The commissioner’s office is supposed to monitor the spending to make sure teams use the money as they’re supposed to, but no team has ever been disciplined or even reprimanded for not using it correctly.
The Pirates might be a good place for the commissioner to start. It would be the best win for the fans all year.
Oh, that's right, the Commissioner's Office should step in and tell the Pirates how to run the team in the year in which they decide to rebuild for a better future (but not the sixteen terrible seasons previous).
But here's the kicker. Who just happens to be the President of the Pittsburgh Pirates? Frank Coonelly. And what was Mr. Coonelly's job before that? He was a Senior Vice President in the Commissioner's Office! And what did he run? Labor Relations!
So yes, the Commissioner's Office should waste their time investigating a team heading in the right direction, under a new front office, which just so happens to be run by the guy who used to be pretty high up in the Commissioner's Office.
Sounds like a plan, Murray. Maybe you could do something about it if you weren't stuck not-blogging in your not-mom's basement.
Big thanks to FJM for making my childhood infinitely better.
Pat Andriola is a JD/MBA student at NYU. He likes the Mets a lot. You can contact him at .(JavaScript must be enabled to view this email address).









How was “Fire Joe Moragn” triumphant? Joe Morgan is still ruining our Sunday Night Baseball!
Chass was the first columnist to analyze union/management issues in great detail. The spending of revenue sahring dollars may or may not constitute a violation of MLB agreements. He eventually gets to that point.

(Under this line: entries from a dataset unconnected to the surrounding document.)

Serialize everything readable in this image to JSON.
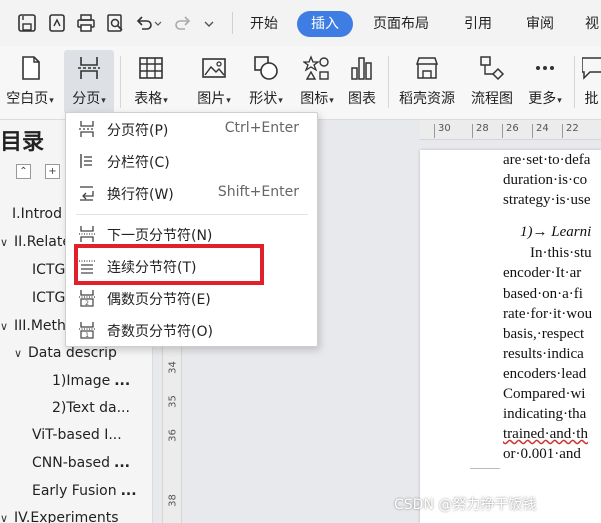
{
  "quick_access": {
    "icons": [
      "save-icon",
      "export-pdf-icon",
      "print-icon",
      "print-preview-icon",
      "undo-icon",
      "redo-icon",
      "customize-dropdown-icon"
    ]
  },
  "tabs": [
    {
      "label": "开始",
      "active": false
    },
    {
      "label": "插入",
      "active": true
    },
    {
      "label": "页面布局",
      "active": false
    },
    {
      "label": "引用",
      "active": false
    },
    {
      "label": "审阅",
      "active": false
    },
    {
      "label": "视",
      "active": false
    }
  ],
  "ribbon": {
    "blank_page": "空白页",
    "page_break": "分页",
    "table": "表格",
    "picture": "图片",
    "shape": "形状",
    "icon": "图标",
    "chart": "图表",
    "resources": "稻壳资源",
    "flowchart": "流程图",
    "more": "更多",
    "annotate": "批",
    "caret": "▾"
  },
  "nav": {
    "title": "目录",
    "items": [
      {
        "label": "I.Introd",
        "indent": 0
      },
      {
        "label": "II.Relate",
        "indent": 0,
        "arrow": "∨"
      },
      {
        "label": "ICTG",
        "indent": 1
      },
      {
        "label": "ICTG",
        "indent": 1
      },
      {
        "label": "III.Meth",
        "indent": 0,
        "arrow": "∨"
      },
      {
        "label": "Data descrip",
        "indent": 1,
        "arrow": "∨"
      },
      {
        "label": "1)Image",
        "indent": 2,
        "dots": "..."
      },
      {
        "label": "2)Text da...",
        "indent": 2
      },
      {
        "label": "ViT-based I...",
        "indent": 1
      },
      {
        "label": "CNN-based",
        "indent": 1,
        "dots": "..."
      },
      {
        "label": "Early Fusion",
        "indent": 1,
        "dots": "..."
      },
      {
        "label": "IV.Experiments",
        "indent": 0,
        "arrow": "∨"
      }
    ]
  },
  "menu": {
    "items": [
      {
        "label": "分页符(P)",
        "shortcut": "Ctrl+Enter",
        "icon": "page-break-icon"
      },
      {
        "label": "分栏符(C)",
        "shortcut": "",
        "icon": "column-break-icon"
      },
      {
        "label": "换行符(W)",
        "shortcut": "Shift+Enter",
        "icon": "line-break-icon"
      },
      {
        "label": "下一页分节符(N)",
        "shortcut": "",
        "icon": "next-page-section-icon"
      },
      {
        "label": "连续分节符(T)",
        "shortcut": "",
        "icon": "continuous-section-icon"
      },
      {
        "label": "偶数页分节符(E)",
        "shortcut": "",
        "icon": "even-page-section-icon"
      },
      {
        "label": "奇数页分节符(O)",
        "shortcut": "",
        "icon": "odd-page-section-icon"
      }
    ],
    "highlight_color": "#e0202a"
  },
  "hruler": {
    "labels": [
      "30",
      "28",
      "26",
      "24",
      "22"
    ]
  },
  "vruler": {
    "labels": [
      "34",
      "35",
      "36",
      "38"
    ]
  },
  "document": {
    "lines": [
      "are·set·to·defa",
      "duration·is·co",
      "strategy·is·use",
      "1)→ Learni",
      "In·this·stu",
      "encoder·It·ar",
      "based·on·a·fi",
      "rate·for·it·wou",
      "basis,·respect",
      "results·indica",
      "encoders·lead",
      "Compared·wi",
      "indicating·tha",
      "trained·and·th",
      "or·0.001·and"
    ]
  },
  "watermark": "CSDN @努力挣干饭钱",
  "colors": {
    "accent": "#3d7de4",
    "highlight": "#e0202a"
  }
}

As for the ridicule, I’ll bite my tongue.
In conversations with him he has told me that all of his friends told him that he was wrong about blogging (the column that started the dump on Chass club). He admitted to me that he was out of line during a lunch one day.
On a personal note, Murray has been extremely supportive during my cancer scare (myeloma) having been a cancer survivor himself.